Gateway rails getting $7 million upgrade

Nearly 7 miles of track will be improved to handle grain, other loads

The railroad rebuild is underway and slowly stacks of rails and ties currently seen near the Cheney Rodeo Grounds will become the new and improved roadbed for the Eastern Washington Gateway Railroad.

And by sometime in early 2016 the new rails will be carrying shipments from Highline Grain's shuttle facility at Four Lakes - and beyond.

The track being upgraded runs from the junction with the Burlington Northern Santa Fe in Cheney to the Geiger Spur, a distance of 6.9 miles, Josh Austin, area manager for contractor, RailWorks, said.

Money for the effort, about $7 million-plus, came from the Washington state transportation budget approved earlier this year by the legislature.

"This project was a little unusual," Bob Westby, the Palouse Coulee City Railroad rail manager for the Washington Department of Transportation, owners of the track, said.

"We applied for a Tiger Grant a couple of years ago, we were not successful," Westby said. "This project got the attention of the Legislature and they were able to do partial funding."

However the real money is coming from Highline Grain who is lending WSDOT money for the project, which the state will pay back over a period of years.

"Highline Grain, being certainly not the only, but the primary beneficiary, they are fronting the project costs," Westby said. Highline will be reimbursed in this biennium 20 percent of the costs and future budgets will cover the remainder according to Westby.

Extending the improvements to the Geiger Spur, which was opened in 2008 with state-of-the-art tracks, was a natural.

"We've got a brand new section of railroad up on Geiger so it doesn't make any sense to stop at Highline," Westby said. There is more business than just grain shipments, especially in Airway Heights where a number of diversified industries could use rail, he said.

As for the logistical side of the project, slowly, some 800 sections of rail weighing 1.53 tons each - about 4,100 pounds - and 80 feet long, will be placed alongside the existing track.

With most activity on the line at night, the track work will take place during the day. "We're going to keep the traffic open," Austin said. The upgrade ought to be finished by mid-December.

The process to move the hefty rails first involves off-loading them from flatcars. From the stacks they are hoisted by crane to the middle of the current track and then placed on a series of rollers where a rail-mounted crane moves them to their final destination. The sections are then welded and attached to new ties.
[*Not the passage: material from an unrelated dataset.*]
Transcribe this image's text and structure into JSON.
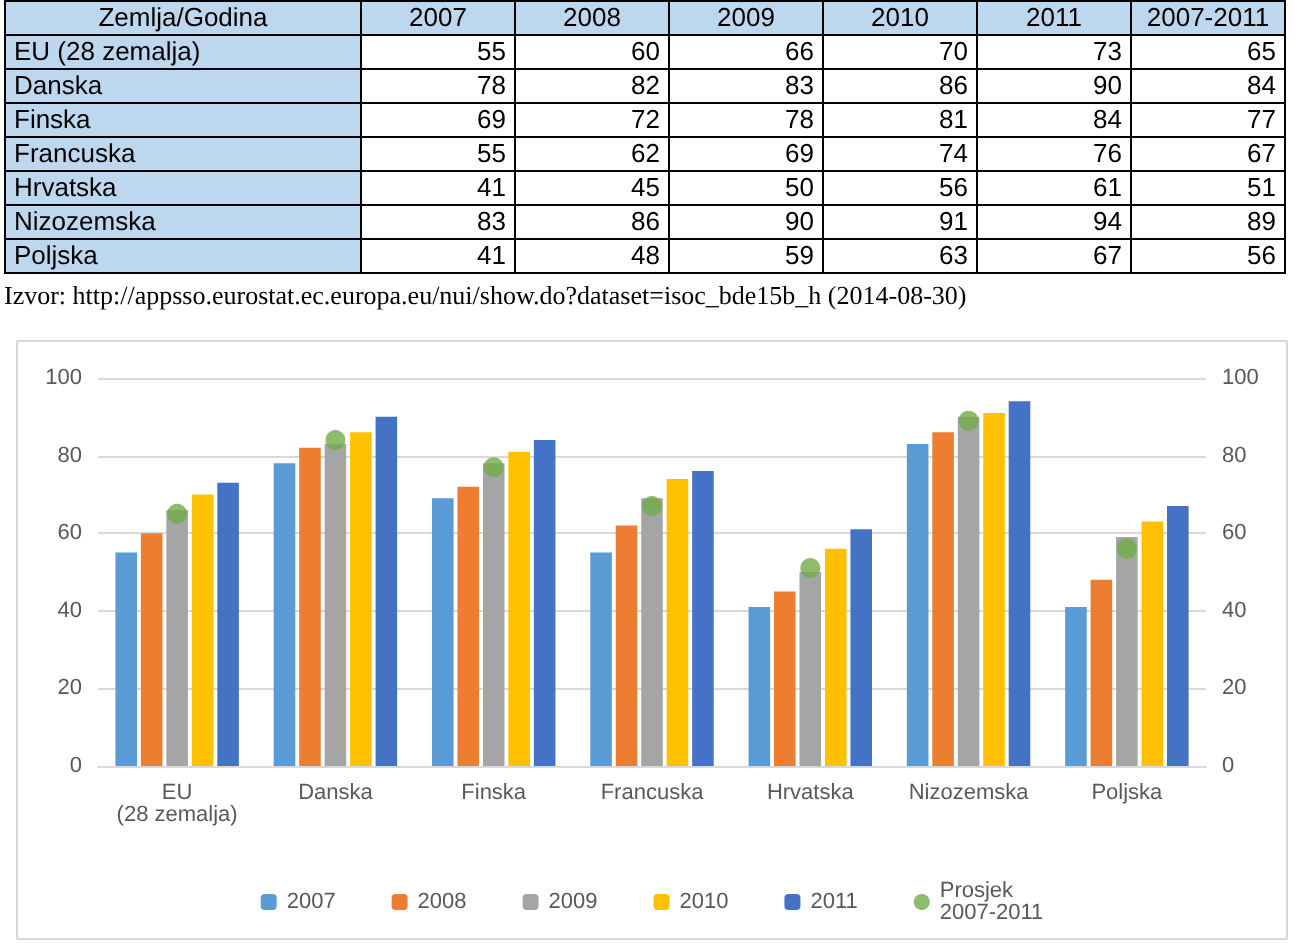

"It will create less maintenance in the long run, (and) a heck of a lot smoother ride for that train," Austin said.

The new rails will allow trains to travel slightly faster than they do now, but such a short route would preclude significantly faster speeds. "You can't get a lot of speed there, especially when they're coming down into the yard limit," Austin said.

What the improvements will do is allow use by longer and heavier trains, primarily those of the BNSF, which will haul grain trains to their mainline in Cheney. From there they head to market.

For now this is the extent of the improvements but Austin said in the future there is plenty additional track and infrastructure in need of upgrades.

The Cheney project is one of six Austin has going in the Northwest including around Warden and Moses Lake and in Montana.

RailWorks specializes in short lines but they do specialty work for Class 1 lines like the BNSF, private lines, public and state - as is the case with the EW Gateway track owned by the Washington State Department of Transportation - as well as port districts.

Austin said the company is very busy right now but that's, "A very good thing coming into winter."